Lynsay Taffe, communications and policy manager at the Advertising Standards Authority, said the body is launching a comprehensive review of how internet services are marketed. The review will be carried out with the British Code of Advertising Practice and Committee of Advertising Practice as these bodies can dictate policy, while the ASA is only permitted to adjudicate on specific cases.
."We've looked at a number of complaints about individual ads in the telecoms sector regarding access speeds and usage limits and found that applying a single policy to how telecoms providers advertise can pose significant challenges," said Taffe.
"It's important that we look at this on a broader policy level with service providers, other regulators and consumer groups, rather than relying on individual ASA rulings that focus on a particular service on one platform," she added. "Therefore, the ASA has invited CAP and BCAP to review broadband speed and 'unlimited' use claims."
Mobile operators marketing their internet tariffs as 'unlimited' - even though they're subject to 'fair usage' caps - came under increased scrutiny after O2 dropped the tagline from its advertising of the iPhone 4.
Jonathan Earle, O2's head of consumer mobile, denied the change was prompted by regulators looking into how mobile internet services are marketed. "We're going off the unlimited data message because the amount of use is unsustainable at the moment," he said. "From now on, our caps will be much more transparent and we'll let new users know when they approach their limits."
The company's current marketing campaign focuses on transparency.
Paul Goode, ComScore's head of industry relations, expects the move to explicitly state caps on data use will be replicated by other operators. "This is the start of an industry-wide trend we're seeing ahead of the expected increase in the number of users purchasing smartphones and mobile internet packages," he said.
Vodafone dropped the 'unlimited' tagline from its mobile internet ad campaigns last December ahead of its launch of the iPhone, following feedback from consumers.
A Vodafone spokesman said, "Since last December we've got rid of the 'unlimited' line from all our internet packages, whether it's on a phone or with a dongle.

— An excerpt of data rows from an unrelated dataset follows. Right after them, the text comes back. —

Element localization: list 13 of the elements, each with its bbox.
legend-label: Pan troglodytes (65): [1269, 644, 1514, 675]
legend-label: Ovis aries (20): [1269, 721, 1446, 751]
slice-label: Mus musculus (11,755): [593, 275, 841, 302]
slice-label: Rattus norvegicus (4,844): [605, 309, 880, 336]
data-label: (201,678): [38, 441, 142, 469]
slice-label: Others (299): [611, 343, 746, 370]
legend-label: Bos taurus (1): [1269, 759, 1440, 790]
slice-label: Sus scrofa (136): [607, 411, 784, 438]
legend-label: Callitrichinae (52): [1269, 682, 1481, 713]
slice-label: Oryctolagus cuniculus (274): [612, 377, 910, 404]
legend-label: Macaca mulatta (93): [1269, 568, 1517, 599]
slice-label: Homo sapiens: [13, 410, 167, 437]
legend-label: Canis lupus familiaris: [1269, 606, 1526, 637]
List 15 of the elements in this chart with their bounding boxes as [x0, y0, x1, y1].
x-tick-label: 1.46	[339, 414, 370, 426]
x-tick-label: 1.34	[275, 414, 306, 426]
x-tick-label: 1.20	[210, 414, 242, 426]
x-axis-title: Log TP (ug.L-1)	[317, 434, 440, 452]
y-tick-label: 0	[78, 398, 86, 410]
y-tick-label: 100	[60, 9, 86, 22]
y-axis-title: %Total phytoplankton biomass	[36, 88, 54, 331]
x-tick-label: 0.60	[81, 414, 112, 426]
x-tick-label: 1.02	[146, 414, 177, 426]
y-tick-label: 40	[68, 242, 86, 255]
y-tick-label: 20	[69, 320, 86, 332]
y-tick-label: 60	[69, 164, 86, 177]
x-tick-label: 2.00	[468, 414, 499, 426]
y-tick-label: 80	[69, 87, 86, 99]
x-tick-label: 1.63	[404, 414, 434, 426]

It's confusing for customers to get sold an unlimited package and then have to get used to a 'fair usage' policy."
But complaints over the marketing of internet access aren't restricted to mobile internet caps, as consumers start to consume more bandwidth with online services.
Ceri Stanaway, principal researcher for broadband at Which?, said, "We're researching consumer attitudes to internet services and finding that, with more people using multimedia services online, it's harder for operators to keep up with demand."
She also cited a 2009 Which? study of 11,000 broadband users in which 11% of respondents claimed their ISP had contacted them about "excessive" network use even though the tariff they signed up to was marketed as unlimited.
"It's entirely possible that figure would have risen by now," said Stanaway. "With people using their PCs for things like iPlayer, pressure on the networks can only have risen."
Sky Broadband changed the marketing of its online access after customers reported that service provision didn't always meet with how it was advertised.
Lucian Smithers, Sky Broadband's director of brand strategy and communications, said, "Consumers are confused and don't 100% trust what they're told about their broadband speeds. It's an area where there's an underlying bad perception of the service providers."
new media age contacted ISPs TalkTalk and Virgin Media but neither was able to provide a response before this issue went to press.